Офицер за столом недовольно произнес что-то. Зою подняли. Солдат с багровой рожей поддерживал ее. Офицер принялся читать вслух по бумажке и читал долго. Переводчик говорил торопливо, комкая слова. Зоя поняла только, что ее будут казнить как поджигательницу и партизанку.

Офицер сложил бумаги и ушел. Минут через десять в избу явились двое немцев, которых Зоя еще не видела. Один упитанный, улыбающийся, из-под его пилотки спускались на уши теплые клапаны. По сравнению с ним другой фашист выглядел дегенератом. Над плотным квадратным туловищем — непропорционально маленькая голова. Острый нос, как клюв, шинель без ремня, висит словно балахон, брюки навыпуск, ботинки. Этот и был, вероятно, главным палачом. Он делал все быстро и с явным удовольствием. Бросил Зое вещевой мешок, отобранный вчера. Жестом показал: одевайся.

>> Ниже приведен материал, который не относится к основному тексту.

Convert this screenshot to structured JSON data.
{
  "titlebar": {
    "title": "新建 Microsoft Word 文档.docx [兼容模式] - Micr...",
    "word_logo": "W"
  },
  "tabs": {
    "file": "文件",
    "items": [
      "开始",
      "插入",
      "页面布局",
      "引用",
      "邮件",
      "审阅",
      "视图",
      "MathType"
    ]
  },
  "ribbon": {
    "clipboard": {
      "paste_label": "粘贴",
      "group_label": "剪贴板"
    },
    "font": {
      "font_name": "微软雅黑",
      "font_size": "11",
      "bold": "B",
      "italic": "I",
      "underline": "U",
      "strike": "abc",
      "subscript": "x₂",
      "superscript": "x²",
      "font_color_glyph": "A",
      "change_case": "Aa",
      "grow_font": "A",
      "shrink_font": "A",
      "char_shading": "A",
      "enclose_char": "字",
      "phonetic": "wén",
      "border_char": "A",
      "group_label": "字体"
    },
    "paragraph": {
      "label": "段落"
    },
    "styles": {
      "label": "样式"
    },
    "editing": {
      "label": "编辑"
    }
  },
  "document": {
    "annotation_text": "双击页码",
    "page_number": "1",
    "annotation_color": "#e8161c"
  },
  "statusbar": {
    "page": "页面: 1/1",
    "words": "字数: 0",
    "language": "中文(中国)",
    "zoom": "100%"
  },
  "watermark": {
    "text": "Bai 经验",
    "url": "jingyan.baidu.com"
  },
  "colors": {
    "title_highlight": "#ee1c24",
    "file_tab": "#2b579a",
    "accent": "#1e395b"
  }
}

В мешке сохранились два кусочка сахара и соль, взятые в партизанской землянке. Не понадобилось это фашистам. Но не было ни сапог, ни куртки, ни фуфайки, ни подшлемника, ни шапки. Успели поделить. Оставили Зое лишь кофточку, чулки и ватные брюки.

Натянуть чулки на распухшие ноги сама не сумела. Помогла Прасковья Кулик. Стоя перед девушкой на коленях, всхлипывая, она осторожно прикасалась к обмороженной, содранной во многих местах коже.

8

Холодно.

9

Очень холодно.

10

Через некоторое время унтер-офицер Бауэрлейн был пленен советскими воинами. Он дал подробные показания, в которых писал: «Маленькая героиня вашего народа осталась тверда. Она не знала, что такое предательство… Ока посинела от мороза, раны ее кровоточили, но она не сказала ничего…» От этого унтер-офицера впервые стала известна точная дата казни Зои Космодемьянской, подтвержденная в дальнейшем показаниями других пленных, захваченными у врага документами.